Palm Sugar

In Making Food on April 25, 2010 at 8:58 pm

Week 9, part two
Palm Sugar

No felonies, miscreants or mayhem in Wrigleyville this week: the Cubs were out of town, the weather was cold and rainy, and our neighborhood was — for a blissfully brief time — peaceful.

But because I like a certain degree of excitement — however nerdy my definition of ‘excitement’ may be — I’m presenting the palm sugar in a non-traditional recipe for pad thai, one that I fully expect to generate outrage and controversy in the blogosphere. Most pad thai recipes call for stir-frying the whole shebang and serving the dish warm. I, however, was introduced to pad thai in college at a deli, where it was served cold. So that’s how I always want it; that’s how I always make it. It’s a refreshing warm-weather supper*, and frankly, I don’t want to dirty my wok because it’s a pain in the ass to clean.

So cold pad thai it is.

And boom goes the dynamite.

Pad thai’s a dish with a lot of little steps, but fortunately, those steps don’t demand a ton of effort, and the dish itself comes together pretty quickly. Having said that, probably best to read through the recipe first and make note of the advance prep items/time involved.

Wrap a block of extra-firm tofu in a cotton dish towel (preferably one that’s not terrycloth, unless you like picking lint out of your noodles), and place it on a plate.
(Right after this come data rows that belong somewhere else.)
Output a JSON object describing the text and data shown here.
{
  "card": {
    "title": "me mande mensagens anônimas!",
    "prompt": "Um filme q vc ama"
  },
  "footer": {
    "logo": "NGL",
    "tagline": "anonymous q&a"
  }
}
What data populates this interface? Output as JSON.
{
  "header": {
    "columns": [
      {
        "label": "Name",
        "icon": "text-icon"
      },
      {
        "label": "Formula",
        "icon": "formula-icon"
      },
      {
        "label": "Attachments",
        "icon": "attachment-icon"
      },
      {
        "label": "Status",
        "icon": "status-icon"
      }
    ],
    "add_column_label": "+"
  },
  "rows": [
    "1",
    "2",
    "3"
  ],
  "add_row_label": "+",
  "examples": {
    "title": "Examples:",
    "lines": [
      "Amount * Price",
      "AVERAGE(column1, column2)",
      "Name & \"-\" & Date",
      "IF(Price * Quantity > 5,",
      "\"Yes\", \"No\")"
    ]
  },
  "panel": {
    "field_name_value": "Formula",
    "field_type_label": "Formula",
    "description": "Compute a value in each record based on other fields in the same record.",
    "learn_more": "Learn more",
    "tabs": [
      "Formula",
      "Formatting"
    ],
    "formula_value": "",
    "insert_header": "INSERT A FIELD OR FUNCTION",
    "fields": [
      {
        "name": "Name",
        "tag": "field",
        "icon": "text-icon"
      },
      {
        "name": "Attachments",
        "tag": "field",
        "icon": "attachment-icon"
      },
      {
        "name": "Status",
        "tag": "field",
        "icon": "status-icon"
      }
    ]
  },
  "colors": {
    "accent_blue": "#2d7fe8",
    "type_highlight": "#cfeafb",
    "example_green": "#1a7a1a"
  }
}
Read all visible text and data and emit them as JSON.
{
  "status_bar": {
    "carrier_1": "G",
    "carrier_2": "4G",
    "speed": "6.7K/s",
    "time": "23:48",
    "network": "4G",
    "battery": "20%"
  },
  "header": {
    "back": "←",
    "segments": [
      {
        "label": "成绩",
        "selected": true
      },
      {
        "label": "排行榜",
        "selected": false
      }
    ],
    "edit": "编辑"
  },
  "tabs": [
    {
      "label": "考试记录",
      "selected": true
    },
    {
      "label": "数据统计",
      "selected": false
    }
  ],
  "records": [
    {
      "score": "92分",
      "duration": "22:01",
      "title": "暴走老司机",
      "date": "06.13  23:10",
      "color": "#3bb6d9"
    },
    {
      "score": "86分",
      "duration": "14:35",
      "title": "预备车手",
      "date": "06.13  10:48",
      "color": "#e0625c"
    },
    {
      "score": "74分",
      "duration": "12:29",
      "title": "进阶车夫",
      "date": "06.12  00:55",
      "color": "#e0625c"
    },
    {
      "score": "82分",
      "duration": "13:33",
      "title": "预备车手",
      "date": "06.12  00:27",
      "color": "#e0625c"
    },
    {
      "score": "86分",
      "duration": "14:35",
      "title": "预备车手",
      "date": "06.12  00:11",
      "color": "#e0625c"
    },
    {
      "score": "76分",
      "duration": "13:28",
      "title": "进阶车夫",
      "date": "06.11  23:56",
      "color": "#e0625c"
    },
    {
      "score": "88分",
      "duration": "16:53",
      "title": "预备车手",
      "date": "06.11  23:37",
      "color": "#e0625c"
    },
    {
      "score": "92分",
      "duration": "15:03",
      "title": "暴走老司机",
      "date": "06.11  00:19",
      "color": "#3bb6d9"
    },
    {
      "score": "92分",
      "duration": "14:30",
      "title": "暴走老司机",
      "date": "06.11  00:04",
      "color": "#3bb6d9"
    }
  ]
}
Put another plate over it, then weight the top plate with a bag of flour, some cans, or anything else heavy you’ve got lying around; leave the tofu alone for at least an hour and up to three hours (or longer, if you’d like — just shove the whole works in the fridge). This process’ll expel the excess water and make for a firmer, sturdier tofu.

While the tofu drains, bring 2 cups water to a boil and pour it over an 8-ounce block of tamarind paste. Let the paste soften as the water cools to room temperature, mashing the paste with the back of a spoon occasionally. Pour the tamarind goop into a fine-meshed strainer suspended over a bowl, letting the liquid drain into the bowl, and working the goopy/stringy/seedy tamarind mixture with a spoon to extract as much liquid as possible. Now you’ve got tamarind liquid! You can store it in the fridge for up to a month, or pour it into an ice cube tray, freeze it, then pop the cubes into a freezer bag to thaw and use as needed. (Discard the goop, by the way.)

Once the tofu’s drained, cut it into small cubes, and toss with 1/4 cup soy sauce and 2 teaspoons Chinese five-spice powder. Spray a parchment-lined baking sheet with nonstick cooking spray, tumble the tofu onto it, and bake at 350 until the tofu’s done the way you like it. I like it pretty firm/crispy, so I’ll leave it in for at least 45 minutes — sometimes even longer. But do as you like.

While the tofu bakes…

Bring a large pot of water to a boil, then toss in 4 ounces dried rice stick noodles. Cook until the noodles are just tender, anywhere from 3 to 7 minutes depending on the thickness of your noodles. Dump the noodles into a colander, and rinse with cold water to stop them from overcooking.

In a tablespoon or so of peanut oil, saute two finely minced garlic cloves until they just begin to brown, then throw in a handful of minced green onions and stir. Pour in the beaten egg and let sit for a moment, until the egg starts to firm up, then scramble the egg, breaking it into small clumps with your spoon or spatula. Remove from the heat and set aside.

In a small saucepan, combine equal parts fish sauce, tamarind liquid, rice vinegar and palm sugar — I started with 1/2 cup of each. Simmer gently until the sugar has dissolved, then toss in a finely minced red chile, and cook until the sauce has reduced a bit, about 10 minutes. (Oh, and if you don’t have palm sugar lying around, you could use honey, brown sugar or agave nectar; just make sure you’re adjusting for the varying sweetness levels.)

In a large bowl, toss together the rice noodles, the tofu, the garlic-onion-egg clumps, a handful or two of bean sprouts, some torn cilantro leaves, and a handful of chopped, roasted peanuts. Pour the sauce over and toss again until everything’s evenly coated. Garnish with more peanuts, some thinly sliced green onion, cilantro, and lime wedges.

The five-dollar question: did the palm sugar make a difference? Hard saying. If I’d been thinking ahead, I could’ve done two batches — one with honey, one with palm sugar — and tasted them against each other. But I wasn’t, and I didn’t. As it was, the Husband thought this pad thai was more polished, a little more refined, than previous incarnations. I couldn’t really tell, but the next-day’s-lunch leftovers were rad.

* Yeah, supper. I thought about changing it to dinner, because it sounds more official and grown-up, but I figured if supper’s what I typed, supper’s what I meant. Plus it reminded me of David Foster Wallace, when he wrote about referring “to the evening meal as ‘supper,’ a childhood habit I could not seem to be teased out of.” And I like being reminded of David Foster Wallace. And childhood habits. Oh, and supper.